By Shawn McCarthy
The Globe and MailFebruary 22, 1999 Ottawa -- Finance ministers from the G7 nations have agreed to set up a new system for monitoring the world's financial trouble spots and for the need to step up debt relief for the poorest Third World countries. At the same time, the ministers from the Group of Seven leading industrialized nations warned that Russia appears to be headed for another economic shock like the one that sparked turmoil in global currencies and stock markets last fall.
While the ministers expressed concern about Russia and Brazil, they also took steps to avoid or minimize future shocks. They agreed to establish a semi-annual financial stability forum, which will act as a watchdog to warn of financial crises and provide strategies for avoiding them. "This is really major progress along the lines of what Canada has been proposing for the last year and a half," Finance Minister Paul Martin said in a telephone interview from Bonn, where the G7 ministers met over the weekend.
Mr. Martin had expressed concern going into the meeting that G7 leaders were losing momentum in the push to reform the global financial regulatory system. The financial stability forum was the principal recommendation of a report by Hans Tietmeyer, president of Germany's Bundesbank, that was submitted to the ministers at the Bonn meeting.
"In international terms, this was the speed of light -- not only was the report adopted but a chairman was named," Mr. Martin said. The chairman will be Andrew Crockett, general manager for the Bank for International Settlements.
The forum will include representatives from the G7, the International Monetary Fund, the World Bank, the Organization for Economic Co-operation and Development and international financial regulatory associations. It will be housed at the Geneva-based Bank for International Settlements, a global banking watchdog. Mr. Martin said the forum should be an important body for identifying the potential risks for investors in emerging markets and the gaps in information needed to assess risk. If it had been in place several years ago, he suggested, the Asia crisis might have been far less severe.
The ministers also said they hoped to have agreement on a number of reform issues in time for the G7 leaders' summit this summer in Germany. Mr. Martin has proposed that countries facing currency crises be able, with participation from the IMF, to impose a 90-day "standstill" arrangement that would prevent capital flight and allow a cooling-off period. That proposal -- and others aimed at strengthening the IMF and World Bank, and encouraging private sector involvement in crises resolution -- will be discussed in seminars this spring, with the aim of having some decisions ready for G7 leaders to endorse at their summer summit.
Mr. Martin said finance ministers also agreed on the need for broader debt relief for the most highly indebted, poorest countries, but only through the World Bank and IMF. He has rejected calls from church groups for broad-based, unconditional debt relief, arguing that cancelling the debts of corrupt or military governments may do nothing to help the people of those countries. Instead, he is urging the World Bank, which is owed much of the money from the least developed nations, to expand an existing program that is meant to provide debt relief to the 40 poorest countries but so far only has agreements with seven countries. "There was agreement around the table that we would come up with substantial initiatives in time for the leaders' summit," he said. "The view is that whatever is done, it should be done through the easing of the World Bank criteria."

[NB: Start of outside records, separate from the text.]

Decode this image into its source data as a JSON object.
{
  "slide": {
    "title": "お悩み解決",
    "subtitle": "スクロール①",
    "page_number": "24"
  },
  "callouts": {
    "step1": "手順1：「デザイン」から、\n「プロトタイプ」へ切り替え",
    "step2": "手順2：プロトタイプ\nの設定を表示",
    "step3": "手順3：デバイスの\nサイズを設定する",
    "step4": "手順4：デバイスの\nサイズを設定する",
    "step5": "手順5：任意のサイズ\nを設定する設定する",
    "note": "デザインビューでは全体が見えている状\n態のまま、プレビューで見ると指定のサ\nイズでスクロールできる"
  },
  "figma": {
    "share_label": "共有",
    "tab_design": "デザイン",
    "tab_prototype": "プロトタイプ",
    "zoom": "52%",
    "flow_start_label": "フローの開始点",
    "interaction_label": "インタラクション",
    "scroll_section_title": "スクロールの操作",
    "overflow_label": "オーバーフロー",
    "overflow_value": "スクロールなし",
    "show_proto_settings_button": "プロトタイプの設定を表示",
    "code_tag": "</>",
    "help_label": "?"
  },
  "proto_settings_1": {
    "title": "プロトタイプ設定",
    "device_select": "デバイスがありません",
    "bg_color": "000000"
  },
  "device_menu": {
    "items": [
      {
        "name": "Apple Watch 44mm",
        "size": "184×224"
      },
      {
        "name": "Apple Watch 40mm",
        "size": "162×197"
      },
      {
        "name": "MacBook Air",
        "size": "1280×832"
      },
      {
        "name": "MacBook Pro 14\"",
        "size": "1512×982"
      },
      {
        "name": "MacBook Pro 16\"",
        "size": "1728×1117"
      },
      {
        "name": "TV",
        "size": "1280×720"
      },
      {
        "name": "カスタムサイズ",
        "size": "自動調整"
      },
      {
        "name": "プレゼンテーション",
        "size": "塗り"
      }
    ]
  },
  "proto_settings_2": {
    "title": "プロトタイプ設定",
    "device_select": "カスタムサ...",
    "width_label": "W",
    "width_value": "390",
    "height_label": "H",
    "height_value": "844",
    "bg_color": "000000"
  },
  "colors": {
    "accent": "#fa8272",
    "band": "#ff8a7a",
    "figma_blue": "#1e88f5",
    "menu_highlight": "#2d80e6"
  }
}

Bank of Canada Governor Gordon Thiessen said in an interview that the G7 ministers and central bankers agreed on how to respond to wild swings in currencies. Mr Thiessen played down reports that German Finance Minister Oskar Lafontaine wanted to set trading bands for the world's three major currencies -- the U.S. dollar, the Japanese yen and the euro. "There was a good deal less difference than the reports suggest," Mr. Thiessen said. He added that the financial leaders all agreed they would work to encourage more exchange rate stability and that currencies should more closely reflect economic fundamentals, but he said no one was pushing the notion of fixed currencies or trading bands.
Russia's economic situation remains a worry, the G7 ministers said in a communiqué at the end of their meeting in Bonn. "In the absence of a concerted policy response to ongoing financial and macroeconomic instability, the country is increasingly faced with the serious risk of accelerating inflation, further exchange rate weakening, and continued economic contraction."
Meanwhile, analysts said yesterday that the meeting will help the U.S. dollar strengthen further against the yen and euro, but will otherwise have little impact on financial markets.
Finance ministers and central bankers from G7 nations went out of their way to avoid publicly commenting on exchange rates during the day-long meeting on Saturday. But in doing so, analysts said they effectively endorsed the current strengthening trend in the dollar against other major currencies. "We're going to get a continued slide of the yen. The dollar dominance doesn't seem to have been in any way stalled by these kind of comments," said Iain Lindsay, head of capital markets strategy with Bank of Montreal in London. "The fact that they didn't come out to defend the yen in any way is enough."
Little was produced on the topic of exchange rates, which was the element of the summit most closely watched by market participants. "The Bonn gathering could pretty much be wrapped up as having anticlimax and benign neglect written all over it," said David Brown, chief international economist with Bear Stearns in London.